Is longer lasting allocation on host memory possible/intended use case with the workspace concept?

Hello,

I created an iterator and within it’s constructor, I want to hold the data it’s going to use in the .next(num) method. Hence, the idea was to allocate everything to host memory in one workspace.
I made it work tagging it for out of scope use & toggeling the workspace use off; this works for now. However, it spits some warnings (cause it’s turned off).

Here’s some snippet running in the constructor:

        WorkspaceConfiguration hostBufferConfiguration = WorkspaceConfiguration.builder()
                .initialSize(size)
                .policyAllocation(AllocationPolicy.STRICT)
                .policySpill(SpillPolicy.FAIL)
                .policyLearning(LearningPolicy.NONE)
                .policyLocation(LocationPolicy.RAM)
                .policyMirroring(MirroringPolicy.HOST_ONLY)
                .build();

        this.workspaceBuffer = Nd4j.getWorkspaceManager().createNewWorkspace(hostBufferConfiguration, workspaceName);
        this.workspaceBuffer.enableDebug(debug);

        this.workspaceBuffer.notifyScopeEntered();
        this.data = data.migrate();
        this.mask = mask.migrate();
        this.workspaceBuffer.tagOutOfScopeUse();
        this.workspaceBuffer.toggleWorkspaceUse(false); //never write to this ws again (just as read only buffer)

Whereas the next() method just accesses the INDArrays at this.data & this.mask.

Is that a valid approach or am I abusing the concept?

What you’re trying to do is to force an allocation to be host only, so you can preload it into RAM and save the loading time while training on a GPU?

I thought that I’ve seen a better solution, but honestly, I can’t find that anymore.

@raver119 is there any better way to do that?

Thanks for the reply. Indeed, that’s what I try to accomplish. As I naturally have more host RAM than GPU. My hypothesis however is, that once it is in RAM, the transfer of chunks of it happens fairly fast.

What I found so far is that above solution leaks into the application’s memory over time, when I don’t clear all workspaces with Nd4j.getWorkspaceManager().destroyAllWorkspacesForCurrentThread();

Doing that still leaves me with some memory off-heap (on the GPU actually) which I can’t explain. It starts with 871 MB allocation on the GPU as soon as I invoke anything ND4J related. That grows to be ~2GB.

What I am missing here to analyze the exact behavior over time is a method providing all workspaces for all threads.

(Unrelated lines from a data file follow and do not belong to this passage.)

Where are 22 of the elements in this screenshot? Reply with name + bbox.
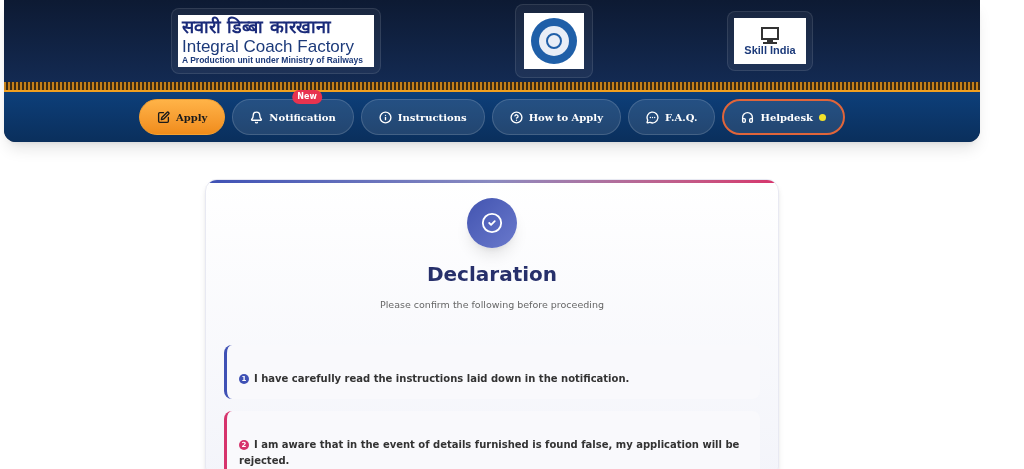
railway-emblem-icon — [530, 17, 578, 65]
bell-icon — [250, 110, 264, 124]
logo-hindi-text: सवारी डिब्बा कारखाना — [182, 17, 333, 38]
declaration-subtitle: Please confirm the following before proceeding — [380, 298, 604, 312]
computer-icon — [759, 26, 781, 45]
edit-icon — [157, 110, 170, 124]
logo-title-text: Skill India — [744, 44, 796, 56]
help-icon — [509, 110, 523, 124]
nav-button[interactable]: Instructions — [360, 99, 485, 135]
chat-bubble-icon — [645, 110, 659, 124]
headset-icon — [741, 110, 755, 124]
logo-title-text: Integral Coach Factory — [182, 37, 354, 57]
logo-subtitle-text: A Production unit under Ministry of Railways — [182, 56, 365, 65]
new-badge: New — [292, 90, 322, 104]
declaration-title: Declaration — [426, 261, 558, 288]
info-icon — [378, 110, 392, 124]
nav-button[interactable]: Helpdesk — [722, 99, 845, 135]
check-icon — [481, 212, 503, 234]
nav-button[interactable]: F.A.Q. — [627, 99, 716, 135]
nav-button[interactable]: Notification — [232, 99, 354, 135]
nav-button[interactable]: How to Apply — [491, 99, 621, 135]
nav-button[interactable]: Apply — [139, 99, 226, 135]
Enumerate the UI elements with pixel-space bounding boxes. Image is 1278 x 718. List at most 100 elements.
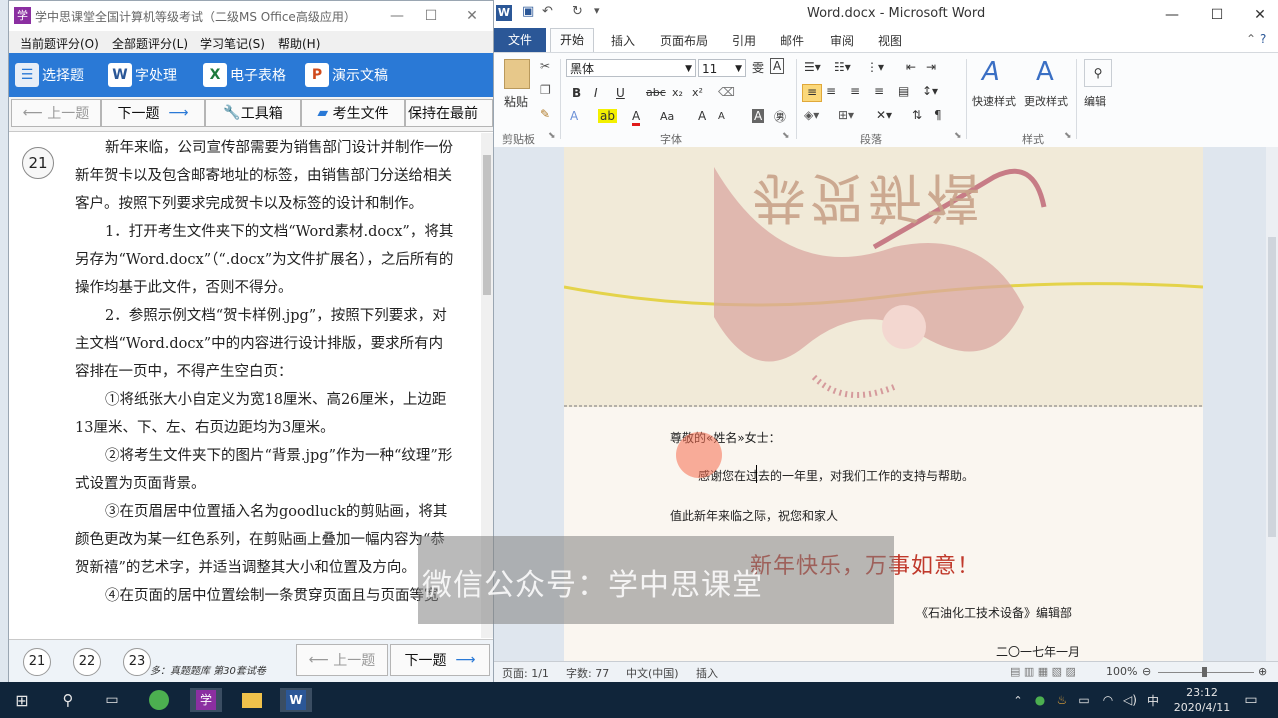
text-effect-icon[interactable]: A — [570, 109, 578, 123]
header-wordart[interactable]: 恭贺新禧 — [752, 163, 984, 242]
tab-insert[interactable]: 插入 — [611, 32, 635, 49]
close-button[interactable]: ✕ — [454, 5, 490, 27]
highlight-icon[interactable]: ab — [598, 109, 617, 123]
status-page[interactable]: 页面: 1/1 — [502, 665, 549, 681]
menu-help[interactable]: 帮助(H) — [278, 35, 320, 52]
strikethrough-icon[interactable]: abc — [646, 86, 666, 99]
distributed-icon[interactable]: ▤ — [898, 84, 909, 98]
tab-mailings[interactable]: 邮件 — [780, 32, 804, 49]
word-vertical-scrollbar[interactable] — [1266, 147, 1278, 661]
scrollbar-thumb[interactable] — [1268, 237, 1276, 537]
view-buttons-icon[interactable]: ▤ ▥ ▦ ▧ ▨ — [1010, 665, 1076, 678]
bullets-icon[interactable]: ☰▾ — [804, 60, 821, 74]
help-icon[interactable]: ? — [1260, 32, 1266, 46]
chinese-layout-icon[interactable]: ✕▾ — [876, 108, 892, 122]
change-styles-icon[interactable]: A — [1036, 57, 1054, 87]
question-23-button[interactable]: 23 — [123, 648, 151, 676]
task-view-icon[interactable]: ▭ — [100, 688, 124, 712]
decrease-indent-icon[interactable]: ⇤ — [906, 60, 916, 74]
quick-styles-icon[interactable]: A — [982, 57, 1000, 87]
save-icon[interactable]: ▣ — [522, 4, 534, 19]
increase-indent-icon[interactable]: ⇥ — [926, 60, 936, 74]
font-name-select[interactable]: 黑体 ▼ — [566, 59, 696, 77]
multilevel-list-icon[interactable]: ⋮▾ — [866, 60, 884, 74]
justify-icon[interactable]: ≡ — [874, 84, 884, 98]
char-border-icon[interactable]: A — [770, 58, 785, 74]
quick-styles-button[interactable]: 快速样式 — [972, 93, 1016, 109]
exam-app-taskbar-icon[interactable]: 学 — [190, 688, 222, 712]
status-insert-mode[interactable]: 插入 — [696, 665, 718, 681]
sort-icon[interactable]: ⇅ — [912, 108, 922, 122]
font-launcher-icon[interactable]: ⬊ — [782, 131, 790, 141]
bottom-prev-button[interactable]: ⟵ 上一题 — [296, 644, 388, 676]
editing-button[interactable]: 编辑 — [1084, 93, 1106, 109]
menu-notes[interactable]: 学习笔记(S) — [200, 35, 265, 52]
font-size-select[interactable]: 11 ▼ — [698, 59, 746, 77]
stay-on-top-button[interactable]: 保持在最前 — [405, 99, 493, 127]
subscript-icon[interactable]: x₂ — [672, 86, 683, 99]
change-styles-button[interactable]: 更改样式 — [1024, 93, 1068, 109]
scrollbar-thumb[interactable] — [483, 155, 491, 295]
maximize-button[interactable]: ☐ — [413, 5, 449, 27]
tab-review[interactable]: 审阅 — [830, 32, 854, 49]
presentation-button[interactable]: P 演示文稿 — [305, 61, 388, 89]
char-shading-icon[interactable]: A — [752, 109, 765, 123]
clock[interactable]: 23:12 2020/4/11 — [1172, 685, 1232, 715]
tab-page-layout[interactable]: 页面布局 — [660, 32, 708, 49]
line-spacing-icon[interactable]: ↕▾ — [922, 84, 938, 98]
wifi-icon[interactable]: ◠ — [1100, 688, 1116, 712]
search-icon[interactable]: ⚲ — [56, 688, 80, 712]
change-case-icon[interactable]: Aa — [660, 110, 674, 123]
spreadsheet-button[interactable]: X 电子表格 — [203, 61, 286, 89]
tab-file[interactable]: 文件 — [494, 28, 546, 52]
zoom-out-icon[interactable]: ⊖ — [1142, 665, 1151, 678]
shading-icon[interactable]: ◈▾ — [804, 108, 819, 122]
word-close-button[interactable]: ✕ — [1242, 4, 1278, 26]
align-left-icon[interactable]: ≡ — [802, 84, 822, 102]
zoom-slider-thumb[interactable] — [1202, 667, 1207, 677]
word-taskbar-icon[interactable]: W — [280, 688, 312, 712]
menu-all-score[interactable]: 全部题评分(L) — [112, 35, 188, 52]
clear-format-icon[interactable]: ⌫ — [718, 85, 735, 99]
font-color-icon[interactable]: A — [632, 109, 641, 126]
cut-icon[interactable]: ✂ — [540, 59, 550, 73]
customize-qat-icon[interactable]: ▾ — [594, 4, 600, 17]
styles-launcher-icon[interactable]: ⬊ — [1064, 131, 1072, 141]
grow-font-icon[interactable]: A — [698, 109, 706, 123]
volume-icon[interactable]: ◁) — [1122, 688, 1138, 712]
toolbox-button[interactable]: 🔧 工具箱 — [205, 99, 301, 127]
copy-icon[interactable]: ❐ — [540, 83, 551, 97]
browser-icon[interactable] — [146, 688, 172, 712]
format-painter-icon[interactable]: ✎ — [540, 107, 550, 121]
enclose-char-icon[interactable]: ㊚ — [774, 108, 786, 125]
superscript-icon[interactable]: x² — [692, 86, 703, 99]
tab-home[interactable]: 开始 — [550, 28, 594, 52]
next-question-button[interactable]: 下一题 ⟶ — [101, 99, 205, 127]
redo-icon[interactable]: ↻ — [572, 4, 583, 19]
ime-indicator[interactable]: 中 — [1144, 688, 1162, 712]
binoculars-icon[interactable]: ⚲ — [1084, 59, 1112, 87]
word-maximize-button[interactable]: ☐ — [1199, 4, 1235, 26]
numbering-icon[interactable]: ☷▾ — [834, 60, 851, 74]
notification-icon[interactable]: ▭ — [1240, 688, 1262, 712]
question-22-button[interactable]: 22 — [73, 648, 101, 676]
paragraph-launcher-icon[interactable]: ⬊ — [954, 131, 962, 141]
tab-view[interactable]: 视图 — [878, 32, 902, 49]
exam-folder-button[interactable]: ▰ 考生文件 — [301, 99, 405, 127]
menu-current-score[interactable]: 当前题评分(O) — [20, 35, 99, 52]
zoom-in-icon[interactable]: ⊕ — [1258, 665, 1267, 678]
phonetic-guide-icon[interactable]: 雯 — [752, 59, 764, 76]
choice-question-button[interactable]: ☰ 选择题 — [15, 61, 84, 89]
tray-app-icon[interactable]: ♨ — [1054, 688, 1070, 712]
underline-icon[interactable]: U — [616, 86, 625, 100]
ribbon-collapse-icon[interactable]: ⌃ — [1246, 32, 1256, 46]
bottom-next-button[interactable]: 下一题 ⟶ — [390, 644, 490, 676]
prev-question-button[interactable]: ⟵ 上一题 — [11, 99, 101, 127]
bold-icon[interactable]: B — [572, 86, 581, 100]
align-center-icon[interactable]: ≡ — [826, 84, 836, 98]
borders-icon[interactable]: ⊞▾ — [838, 108, 854, 122]
undo-icon[interactable]: ↶ — [542, 4, 553, 19]
question-21-button[interactable]: 21 — [23, 648, 51, 676]
network-icon[interactable]: ▭ — [1076, 688, 1092, 712]
tray-expand-icon[interactable]: ⌃ — [1010, 688, 1026, 712]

For future reference: When I used arbiter, I discovered, I had to invoke scopeOutOfWorkspaces on this preloaded workspace. Apart from that, it seems to work permanently (did some 20h+ training, no hickups).

@raver119: can you comment on the usage for such a scenario?

Thanks!

I also have this requirement, use host RAM to cache some INDArrays because host RAM >> gpu RAM. @sascha08-15 Can you do it now?

1 Like

Have been focusing on other projects. However @raver119 would be good to get an answer to above question. Thanks in advance!